Create a comprehensive document detailing your role, context, and preferences. Ask AI to interview you to build it, then save it as a PDF. This 'digital ID' can be uploaded to any new AI platform (like Claude or Gemini), making it instantly personalized without starting from scratch.
Instead of manually crafting complex instructions, first iterate with an AI until you achieve the perfect output. Then, provide that output back to the AI and ask it to write the 'system prompt' that would have generated it. This reverse-engineering process creates reusable, high-quality instructions for consistent results.
'Taste' is a collection of specific preferences, not an abstract feeling. Document what makes an output 'good' by creating universal rules (e.g., 'write at a ninth-grade level,' 'avoid cheesy quotes,' 'no em dashes').
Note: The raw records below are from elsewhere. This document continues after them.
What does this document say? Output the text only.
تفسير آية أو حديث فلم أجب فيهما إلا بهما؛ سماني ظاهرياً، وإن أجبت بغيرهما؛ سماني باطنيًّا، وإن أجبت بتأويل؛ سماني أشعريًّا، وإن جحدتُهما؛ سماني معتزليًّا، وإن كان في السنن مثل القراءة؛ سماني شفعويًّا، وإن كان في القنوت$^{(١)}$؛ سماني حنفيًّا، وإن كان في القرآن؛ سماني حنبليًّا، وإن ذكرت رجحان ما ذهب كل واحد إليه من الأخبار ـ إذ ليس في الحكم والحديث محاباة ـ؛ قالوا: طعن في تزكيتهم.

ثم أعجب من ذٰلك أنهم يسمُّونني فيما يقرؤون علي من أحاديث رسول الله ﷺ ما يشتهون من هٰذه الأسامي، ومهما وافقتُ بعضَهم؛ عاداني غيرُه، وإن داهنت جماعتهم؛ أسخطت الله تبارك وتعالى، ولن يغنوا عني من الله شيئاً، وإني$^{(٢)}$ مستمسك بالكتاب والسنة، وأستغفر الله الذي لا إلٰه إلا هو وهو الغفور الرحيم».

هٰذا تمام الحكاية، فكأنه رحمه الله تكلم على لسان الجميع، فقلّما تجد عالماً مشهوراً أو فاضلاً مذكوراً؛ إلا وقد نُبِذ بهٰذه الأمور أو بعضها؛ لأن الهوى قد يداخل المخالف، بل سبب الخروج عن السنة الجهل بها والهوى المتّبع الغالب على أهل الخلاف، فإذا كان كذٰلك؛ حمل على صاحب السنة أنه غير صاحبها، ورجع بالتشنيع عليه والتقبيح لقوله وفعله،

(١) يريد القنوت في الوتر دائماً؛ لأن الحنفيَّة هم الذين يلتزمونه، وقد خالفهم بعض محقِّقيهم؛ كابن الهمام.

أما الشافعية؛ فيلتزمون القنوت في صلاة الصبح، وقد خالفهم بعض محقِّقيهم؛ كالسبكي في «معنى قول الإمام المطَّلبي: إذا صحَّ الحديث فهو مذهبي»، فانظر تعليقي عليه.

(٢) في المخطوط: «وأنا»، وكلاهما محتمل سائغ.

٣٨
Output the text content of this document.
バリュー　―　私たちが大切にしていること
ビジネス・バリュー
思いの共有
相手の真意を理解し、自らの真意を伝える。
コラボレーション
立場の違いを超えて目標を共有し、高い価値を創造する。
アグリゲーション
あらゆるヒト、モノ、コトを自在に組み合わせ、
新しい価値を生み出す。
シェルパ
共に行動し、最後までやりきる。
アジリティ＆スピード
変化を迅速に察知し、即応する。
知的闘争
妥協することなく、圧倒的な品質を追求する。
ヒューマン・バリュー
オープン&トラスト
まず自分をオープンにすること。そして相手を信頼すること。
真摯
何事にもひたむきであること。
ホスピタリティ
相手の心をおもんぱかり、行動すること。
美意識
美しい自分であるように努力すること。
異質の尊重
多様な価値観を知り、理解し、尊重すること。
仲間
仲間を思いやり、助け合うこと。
Feeding these documented rules to an AI transforms your subjective taste into repeatable instructions for consistent results.
Providing too much raw information can confuse an AI and degrade its output. Before prompting with a large volume of text, use the AI itself to perform 'context compression.' Have it summarize the data into key facts and insights, creating a smaller, more potent context for your actual task.
When iterating on content like an email, re-prompting can cause unwanted changes. Use the 'Canvas' feature to create a Google Doc-like environment within the chat. This allows you to lock in parts you like, manually tweak specific words or sentences, and then use that refined version as the basis for further AI generation.
By default, AI models are designed to be agreeable. To get true value, explicitly instruct the AI to act as a critic or 'devil's advocate.' Ask it to challenge your assumptions and list potential risks. This exposes blind spots and leads to stronger, more resilient strategies than you would develop with a simple 'yes-man' assistant.